We have spent our childhood living in a city where walking on the streets seems like punishment because of the poor air quality and filthy surroundings.

The daily articles in newspapers about the rise in pollution levels, the excessive heat due to global warming; the culprits behind which were increasing CO2 emissions a fast deteriorating ecosystem, are ‘normal’ for us.

Repeated reading of articles on environmental degradation has almost no effect on us after a while as they are seen as the processes, and are seen as inevitable and irreversible.
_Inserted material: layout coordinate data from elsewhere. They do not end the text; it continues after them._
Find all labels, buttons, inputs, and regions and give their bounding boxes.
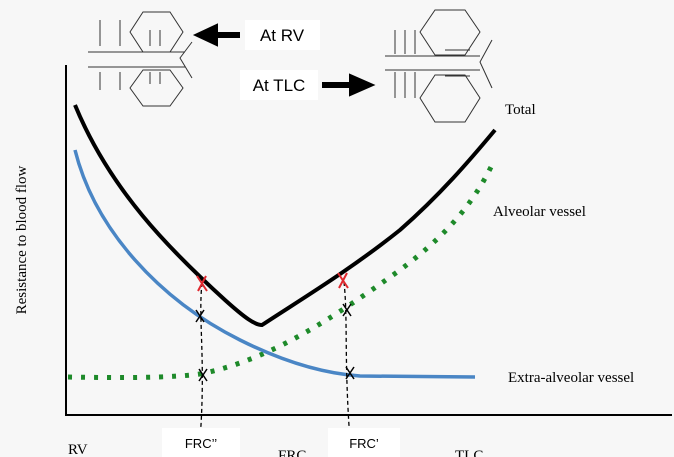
frc-low-label: FRC’’: [185, 436, 217, 451]
x-tlc-label: TLC: [455, 448, 483, 457]
x-rv-label: RV: [68, 442, 88, 457]
diagram: At RV At TLC Total Alveolar vessel Extra…: [0, 0, 674, 457]
at-tlc-label: At TLC: [253, 76, 306, 95]
background: [0, 0, 674, 457]
at-rv-label: At RV: [260, 26, 305, 45]
alveolar-label: Alveolar vessel: [493, 204, 586, 220]
extra-alveolar-label: Extra-alveolar vessel: [508, 370, 634, 386]
frc-high-label: FRC’: [349, 436, 379, 451]
y-axis-label: Resistance to blood flow: [14, 165, 30, 314]
total-label: Total: [505, 102, 536, 118]
x-frc-label: FRC: [278, 448, 306, 457]
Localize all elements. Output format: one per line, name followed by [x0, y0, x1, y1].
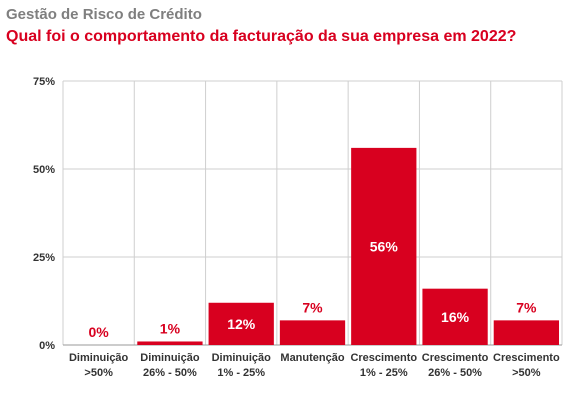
- bar: [208, 302, 274, 345]
- data-label: 7%: [516, 299, 537, 315]
- x-tick-label: >50%: [512, 367, 541, 379]
- y-tick-label: 50%: [33, 164, 55, 176]
- x-tick-label: Crescimento: [493, 352, 560, 364]
- bar: [137, 341, 203, 345]
- bar: [493, 320, 559, 345]
- chart-title: Qual foi o comportamento da facturação d…: [6, 28, 517, 45]
- bar: [279, 320, 346, 345]
- y-tick-label: 75%: [33, 76, 55, 88]
- data-label: 12%: [227, 316, 256, 332]
- x-tick-label: Diminuição: [140, 352, 200, 364]
- data-label: 7%: [302, 299, 323, 315]
- x-tick-label: Manutenção: [280, 352, 344, 364]
- x-tick-label: 1% - 25%: [360, 367, 408, 379]
- chart-subtitle: Gestão de Risco de Crédito: [6, 6, 202, 23]
- y-tick-label: 25%: [33, 252, 55, 264]
- x-tick-label: 26% - 50%: [428, 367, 482, 379]
- x-tick-label: >50%: [84, 367, 113, 379]
- bar: [422, 288, 488, 345]
- x-tick-label: Crescimento: [350, 352, 417, 364]
- x-tick-label: 1% - 25%: [217, 367, 265, 379]
- data-label: 16%: [441, 309, 470, 325]
- x-tick-label: Crescimento: [422, 352, 489, 364]
- bar: [351, 147, 417, 345]
- data-label: 56%: [370, 238, 399, 254]
- x-tick-label: 26% - 50%: [143, 367, 197, 379]
- y-tick-label: 0%: [39, 340, 55, 352]
- x-tick-label: Diminuição: [69, 352, 129, 364]
- x-tick-label: Diminuição: [212, 352, 272, 364]
- data-label: 0%: [89, 324, 110, 340]
- data-label: 1%: [160, 320, 181, 336]
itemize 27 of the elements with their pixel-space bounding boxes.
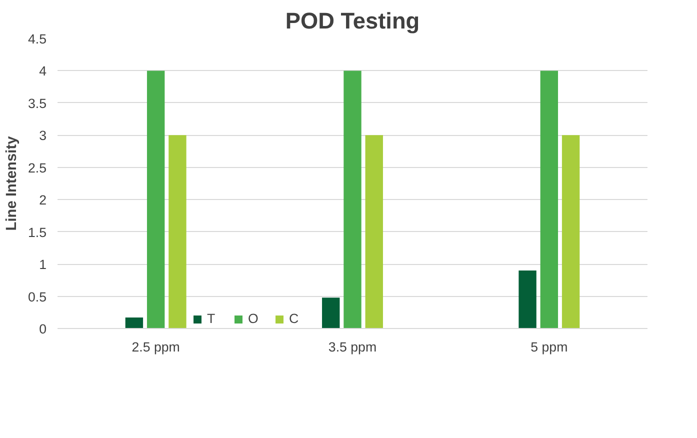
bar [365, 135, 383, 328]
y-axis-title: Line Intensity [4, 135, 20, 231]
y-tick-label: 0.5 [28, 289, 47, 304]
y-tick-label: 4.5 [28, 32, 47, 46]
y-tick-label: 2.5 [28, 160, 47, 176]
y-tick-label: 3 [39, 128, 47, 144]
bar [562, 135, 580, 328]
bar [146, 70, 165, 328]
y-tick-label: 3.5 [28, 96, 47, 111]
chart-title: POD Testing [285, 8, 420, 34]
y-tick-label: 4 [39, 64, 48, 79]
legend-label: O [248, 311, 260, 326]
x-tick-label: 5 ppm [530, 340, 568, 354]
x-tick-label: 3.5 ppm [328, 340, 377, 354]
y-tick-label: 1.5 [28, 224, 47, 240]
bar [322, 298, 340, 328]
legend-label: T [207, 311, 216, 326]
bar [125, 318, 144, 328]
bar [540, 70, 558, 328]
x-tick-label: 2.5 ppm [132, 340, 180, 354]
bar [518, 270, 536, 328]
legend-label: C [289, 311, 300, 326]
y-tick-label: 0 [39, 322, 47, 336]
bar [168, 135, 186, 328]
y-tick-label: 1 [39, 257, 47, 272]
y-tick-label: 2 [39, 192, 47, 208]
bar [344, 70, 362, 328]
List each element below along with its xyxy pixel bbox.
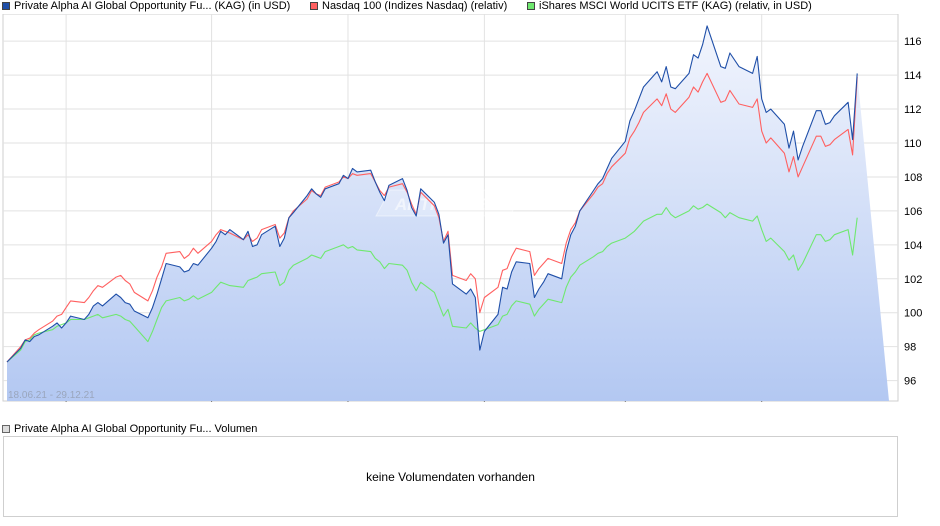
legend-label-nasdaq: Nasdaq 100 (Indizes Nasdaq) (relativ) xyxy=(322,0,508,12)
volume-legend: Private Alpha AI Global Opportunity Fu..… xyxy=(2,423,257,435)
legend-label-ishares: iShares MSCI World UCITS ETF (KAG) (rela… xyxy=(539,0,812,12)
legend-swatch-fund xyxy=(2,2,10,10)
price-chart[interactable]: AKTIENWELT JuliAug.Sep.Okt.Nov.Dez. 96 98… xyxy=(0,14,940,402)
y-tick-label: 110 xyxy=(904,138,922,150)
y-tick-label: 100 xyxy=(904,308,922,320)
y-tick-label: 106 xyxy=(904,206,922,218)
date-range-label: 18.06.21 - 29.12.21 xyxy=(8,390,95,401)
y-tick-label: 96 xyxy=(904,376,916,388)
y-tick-label: 116 xyxy=(904,36,922,48)
watermark-text: AKTIENWELT xyxy=(394,195,507,214)
area-fill-path xyxy=(7,25,889,402)
volume-legend-label: Private Alpha AI Global Opportunity Fu..… xyxy=(14,423,258,435)
y-tick-label: 112 xyxy=(904,104,922,116)
y-tick-label: 114 xyxy=(904,70,922,82)
y-tick-label: 102 xyxy=(904,274,922,286)
volume-panel: keine Volumendaten vorhanden xyxy=(3,436,898,517)
legend-swatch-ishares xyxy=(527,2,535,10)
volume-empty-message: keine Volumendaten vorhanden xyxy=(366,469,535,484)
y-axis: 96 98 100 102 104 106 108 110 112 114 116 xyxy=(904,36,922,387)
area-fill xyxy=(7,25,889,402)
legend-item-nasdaq[interactable]: Nasdaq 100 (Indizes Nasdaq) (relativ) xyxy=(310,0,507,12)
legend-item-fund[interactable]: Private Alpha AI Global Opportunity Fu..… xyxy=(2,0,290,12)
series-lines xyxy=(6,25,858,363)
legend-swatch-nasdaq xyxy=(310,2,318,10)
series-line-ishares xyxy=(6,203,858,363)
legend-label-fund: Private Alpha AI Global Opportunity Fu..… xyxy=(14,0,291,12)
watermark-logo: AKTIENWELT xyxy=(375,189,525,217)
y-tick-label: 104 xyxy=(904,240,922,252)
x-axis: JuliAug.Sep.Okt.Nov.Dez. xyxy=(65,401,763,402)
y-tick-label: 108 xyxy=(904,172,922,184)
series-line-fund xyxy=(6,25,858,363)
y-tick-label: 98 xyxy=(904,342,916,354)
series-line-nasdaq xyxy=(6,72,858,363)
legend-item-ishares[interactable]: iShares MSCI World UCITS ETF (KAG) (rela… xyxy=(527,0,812,12)
volume-swatch xyxy=(2,425,10,433)
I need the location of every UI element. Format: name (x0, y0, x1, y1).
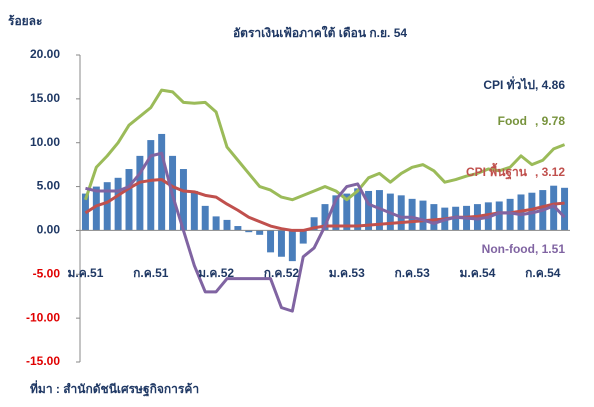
end-label: CPI ทั่วไป, 4.86 (483, 76, 565, 92)
y-axis-label: ร้อยละ (8, 14, 42, 28)
bar (430, 204, 438, 231)
source: ที่มา : สำนักดัชนีเศรษฐกิจการค้า (30, 380, 199, 397)
x-tick-label: ก.ค.51 (133, 266, 169, 280)
x-tick-label: ก.ค.52 (264, 266, 300, 280)
y-tick-label: 0.00 (37, 223, 61, 237)
y-tick-label: -10.00 (26, 310, 60, 324)
bar (299, 230, 307, 244)
bar (158, 133, 166, 231)
bar (310, 217, 318, 231)
bar (125, 169, 133, 231)
series-end-value: , 3.12 (535, 165, 565, 179)
bar (321, 204, 329, 231)
bar (506, 198, 514, 231)
bar (103, 182, 111, 231)
line (84, 88, 566, 202)
bar (343, 193, 351, 231)
y-tick-label: 20.00 (30, 47, 60, 61)
line (85, 151, 566, 313)
bar (223, 219, 231, 231)
bar (256, 230, 264, 235)
end-label: CPI พื้นฐาน , 3.12 (466, 162, 565, 180)
series-name: Food (498, 114, 527, 128)
bar (495, 201, 503, 231)
y-tick-label: 15.00 (30, 91, 60, 105)
bar (92, 186, 100, 231)
bar (212, 216, 220, 231)
bar (277, 230, 285, 257)
x-tick-label: ก.ค.53 (394, 266, 430, 280)
x-tick-label: ม.ค.52 (198, 266, 234, 280)
bar (354, 188, 362, 231)
series-name: Non-food (482, 242, 535, 256)
x-tick-label: ม.ค.54 (459, 266, 495, 280)
series-end-value: , 9.78 (535, 114, 565, 128)
bar (245, 230, 253, 233)
bar (375, 190, 383, 231)
series-name: CPI พื้นฐาน (466, 162, 528, 180)
bar (136, 155, 144, 231)
bar (550, 185, 558, 231)
bar (365, 190, 373, 231)
bar (201, 205, 209, 231)
bar (234, 226, 242, 231)
y-tick-label: 10.00 (30, 135, 60, 149)
series-name: CPI ทั่วไป (483, 76, 535, 92)
bar (332, 195, 340, 231)
x-tick-label: ม.ค.51 (67, 266, 103, 280)
end-label: Non-food, 1.51 (482, 242, 566, 256)
y-tick-label: -15.00 (26, 354, 60, 368)
bar (114, 177, 122, 231)
x-tick-label: ม.ค.53 (329, 266, 365, 280)
bar (419, 200, 427, 231)
bar (397, 195, 405, 231)
bar (190, 190, 198, 231)
chart-title: อัตราเงินเฟ้อภาคใต้ เดือน ก.ย. 54 (233, 25, 407, 40)
bar (408, 198, 416, 231)
x-tick-label: ก.ค.54 (525, 266, 561, 280)
bar (147, 140, 155, 231)
end-label: Food , 9.78 (498, 114, 566, 128)
y-tick-label: 5.00 (37, 179, 61, 193)
bar (288, 230, 296, 262)
bar (267, 230, 275, 253)
series-end-value: , 1.51 (535, 242, 565, 256)
y-tick-label: -5.00 (33, 266, 61, 280)
bar (561, 187, 569, 231)
bar (179, 169, 187, 231)
series-end-value: , 4.86 (535, 78, 565, 92)
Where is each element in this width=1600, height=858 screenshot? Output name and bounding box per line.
The stories recited by our grandparents about the days where hearing a honk in the vicinity was a rarity and breathing clean air was a basic human right and not a privilege, were not relatable to us - until now.

yamuna_690_042420060850.jpgOur rivers are clean but we can't step out to see them. (Photo: Reuters)

The coronavirus has evidently played the role of a cunning villain to decide who shall bear its brunt. While it has been a curse for humans, it has proved to be an elixir for nature. Through the vast number of WhatsApp forwards and pictures taken by photojournalists, we can see the glorious impact of the lockdown on the environment. In a way, nature is giving us a taste of our own medicine; while we feel suffocated and gasp for relief as we stay ‘trapped’ in our homes, the trees, plains and water bodies celebrate freedom from the cruel hands of humanity.

Taking a look outside the window today provides us satisfaction along with great misery and helplessness. As our eyes are exposed to the sight of trees dancing with happiness with their ever-vibrant foliage, how we just wish we could go outside and enjoy the nurturing shade of the trees and stare with awe at the clear blue sky in which the clouds for once look like they haven’t been saturated like raisins. But alas! We now reap what we sowed. Our history of insensitive and careless actions has denied us the permission to now savour the miracle of nature, which was considered to be a sight of yore not too long ago.

The abundant evidence such as the return of dolphins in the canals of Venice, the view of the magnificent Himalayas from Jalandhar for the first time in 30 years, lions and cheetahs casually roaming the streets, all show the benefits of the absence of human intervention in the environment. Michael Gerard, an environmental law expert at Columbia University, said, “It’s the worst way to experience environmental improvement and has shown the size of the task.”

I couldn’t agree more. All these signals from nature demonstrate the amount of sacrifice and days of effortless commitment that it will take to ensure such a revival in nature continues for a long time. It is up to us now, whether we choose to either do something to change our actions for the better after the lockdown or continue on the path to global doom.

It is reassuring to see that in the challenging times of the coronavirus, some people are doing their best to pay attention to aspects of environmental preservation. For instance, along with posts that encourage people to wash their hands, people are simultaneously encouraging others to turn off the tap to prevent wastage of water while washing hands frequently. More and more people are realising how they have unnecessarily used cars to travel when they didn’t require it. The fact that people have realised that being on the move all the time not only has adverse effects on the environment but also on their wallets, is in itself a big achievement. It is these efforts of self-introspection and correction that will help us achieve our goal to mitigate the impact of global climate change.

While we all sit idle at home, intensely wishing to step outside to relish this beauty of nature, the least we can do is to think and put our thoughts to action to ensure that we live long enough to see that day for not one, but many days to come.